I’ve been wanting to make a blog for a while, but didn’t know if anyone would find it interesting or want to read it. But I’m doing this mostly for me and to track my own progress! I fell in love with running when I joined cross-country my sophomore year of high school. I’d been active through dancing and other activities, but never really ran. The first day of practice, I was put in the slowest group and I was the last to finish our 2 mile race that weekend. Throughout the season, I moved up to faster running groups and cut time with almost every race, progressing to about the middle of the team! I was never a superstar in high school cross-country (sometimes I look back and regret not being more serious about it), but I was having fun and enjoying my high school experience! I still love to run, but have learned to incorporate other activities, such as cross-training and resistance training, to get stronger and to avoid injuries. I’ve learned the hard way that my body can’t handle running every single day.

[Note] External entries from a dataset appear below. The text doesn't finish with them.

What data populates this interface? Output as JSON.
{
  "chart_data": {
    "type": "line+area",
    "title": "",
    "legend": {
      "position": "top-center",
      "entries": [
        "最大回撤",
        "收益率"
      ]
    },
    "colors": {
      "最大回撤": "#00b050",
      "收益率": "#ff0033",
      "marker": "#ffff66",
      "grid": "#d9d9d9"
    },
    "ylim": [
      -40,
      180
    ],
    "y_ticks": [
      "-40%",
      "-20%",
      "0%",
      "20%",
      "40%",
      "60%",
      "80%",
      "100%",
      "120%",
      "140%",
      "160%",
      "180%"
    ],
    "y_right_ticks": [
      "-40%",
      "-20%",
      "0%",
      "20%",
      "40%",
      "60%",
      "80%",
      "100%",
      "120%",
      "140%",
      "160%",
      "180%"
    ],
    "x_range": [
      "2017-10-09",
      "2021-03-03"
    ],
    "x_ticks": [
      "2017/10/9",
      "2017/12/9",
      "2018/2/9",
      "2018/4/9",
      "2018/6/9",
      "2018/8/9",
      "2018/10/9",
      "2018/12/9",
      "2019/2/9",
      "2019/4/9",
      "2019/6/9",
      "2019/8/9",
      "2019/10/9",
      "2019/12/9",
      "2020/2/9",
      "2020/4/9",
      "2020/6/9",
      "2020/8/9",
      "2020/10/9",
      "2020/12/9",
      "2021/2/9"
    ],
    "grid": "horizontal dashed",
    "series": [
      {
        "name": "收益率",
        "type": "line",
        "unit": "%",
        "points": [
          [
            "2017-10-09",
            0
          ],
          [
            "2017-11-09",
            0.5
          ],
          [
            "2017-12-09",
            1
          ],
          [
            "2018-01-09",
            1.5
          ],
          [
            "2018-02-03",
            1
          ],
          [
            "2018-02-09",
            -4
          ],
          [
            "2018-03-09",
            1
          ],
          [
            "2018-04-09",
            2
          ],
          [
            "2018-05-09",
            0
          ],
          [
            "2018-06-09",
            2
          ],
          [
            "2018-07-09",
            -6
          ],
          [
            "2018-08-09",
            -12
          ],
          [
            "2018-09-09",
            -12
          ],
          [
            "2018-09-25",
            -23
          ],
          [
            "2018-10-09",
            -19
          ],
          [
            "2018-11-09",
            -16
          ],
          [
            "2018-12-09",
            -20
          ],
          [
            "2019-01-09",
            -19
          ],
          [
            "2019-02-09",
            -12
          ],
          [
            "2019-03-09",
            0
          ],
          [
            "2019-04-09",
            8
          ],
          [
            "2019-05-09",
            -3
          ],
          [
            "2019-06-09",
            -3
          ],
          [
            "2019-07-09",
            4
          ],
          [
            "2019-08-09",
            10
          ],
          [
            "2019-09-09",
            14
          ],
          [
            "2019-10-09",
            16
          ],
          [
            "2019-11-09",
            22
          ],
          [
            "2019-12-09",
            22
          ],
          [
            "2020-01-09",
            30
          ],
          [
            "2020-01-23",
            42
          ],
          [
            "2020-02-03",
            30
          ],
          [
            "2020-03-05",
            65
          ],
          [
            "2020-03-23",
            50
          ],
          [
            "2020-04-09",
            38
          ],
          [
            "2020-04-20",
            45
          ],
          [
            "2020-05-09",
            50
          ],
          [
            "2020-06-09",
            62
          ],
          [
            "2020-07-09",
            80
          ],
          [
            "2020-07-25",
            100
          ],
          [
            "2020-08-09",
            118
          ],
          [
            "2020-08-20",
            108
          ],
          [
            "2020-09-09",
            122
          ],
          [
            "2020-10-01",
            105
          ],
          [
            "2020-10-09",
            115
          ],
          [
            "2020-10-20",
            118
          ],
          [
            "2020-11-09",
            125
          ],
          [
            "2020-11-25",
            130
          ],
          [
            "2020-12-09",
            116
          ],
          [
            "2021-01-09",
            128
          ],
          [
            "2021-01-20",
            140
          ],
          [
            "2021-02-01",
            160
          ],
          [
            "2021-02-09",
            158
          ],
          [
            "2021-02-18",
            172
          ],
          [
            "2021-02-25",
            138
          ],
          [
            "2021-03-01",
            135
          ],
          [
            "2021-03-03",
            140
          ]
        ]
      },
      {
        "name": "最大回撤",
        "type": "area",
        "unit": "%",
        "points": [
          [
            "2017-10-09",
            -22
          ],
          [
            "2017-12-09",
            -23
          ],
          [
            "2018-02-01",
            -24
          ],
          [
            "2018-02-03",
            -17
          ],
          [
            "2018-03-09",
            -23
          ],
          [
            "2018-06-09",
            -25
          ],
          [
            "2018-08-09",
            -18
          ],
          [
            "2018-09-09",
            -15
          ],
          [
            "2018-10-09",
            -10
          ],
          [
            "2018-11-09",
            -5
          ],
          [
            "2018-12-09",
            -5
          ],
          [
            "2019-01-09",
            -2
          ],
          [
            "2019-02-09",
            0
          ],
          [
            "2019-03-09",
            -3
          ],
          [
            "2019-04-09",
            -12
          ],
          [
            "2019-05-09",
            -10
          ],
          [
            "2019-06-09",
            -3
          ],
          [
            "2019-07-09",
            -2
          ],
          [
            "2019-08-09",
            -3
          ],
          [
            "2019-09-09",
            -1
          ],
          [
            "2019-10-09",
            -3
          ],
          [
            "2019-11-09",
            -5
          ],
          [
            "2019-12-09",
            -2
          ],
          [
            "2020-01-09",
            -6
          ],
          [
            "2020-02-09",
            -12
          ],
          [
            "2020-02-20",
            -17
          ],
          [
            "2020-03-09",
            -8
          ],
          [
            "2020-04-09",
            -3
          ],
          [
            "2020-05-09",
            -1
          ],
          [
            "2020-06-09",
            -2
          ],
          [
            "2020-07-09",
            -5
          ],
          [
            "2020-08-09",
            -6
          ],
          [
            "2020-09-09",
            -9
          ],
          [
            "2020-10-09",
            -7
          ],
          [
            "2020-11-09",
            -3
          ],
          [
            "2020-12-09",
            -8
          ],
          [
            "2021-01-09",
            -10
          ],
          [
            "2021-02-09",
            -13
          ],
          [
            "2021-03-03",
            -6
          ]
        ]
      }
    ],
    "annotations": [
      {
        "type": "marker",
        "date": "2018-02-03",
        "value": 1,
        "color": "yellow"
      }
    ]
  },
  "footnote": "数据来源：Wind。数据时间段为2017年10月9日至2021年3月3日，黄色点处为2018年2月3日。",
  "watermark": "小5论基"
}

I’ve struggled with having a healthy relationship with food/ working out for almost 10 years (I hate how long it’s been). This is not saying that it has completely controlled my life for this long, but it’s been a constant struggle and something that’s always on my mind. I realized recently that every time I eat something, I think about how many calories is in it. I’m so jealous of people who don’t think like this and can just eat completely intuitively. I’ve used my eating as a means of control and also as an escape through emotional eating. I’ve swung from doing excessive cardio and eating 1100 calories a day to full-out eating whatever I wanted because I was taking out my feelings through eating.

Recently, I’ve really been trying to find balance with fitness and eating. It’s something I work on everyday. I feel best when eating mostly clean, but I know that I need to treat myself and still live my life and have fun! Going out to eat and not having all of my meals planned used to give me serious anxiety, but I’m trying to go with the flow more and not let it control my life.

This blog will be about my passion for running, fitness, and health, while I strive to live a happy and balanced life.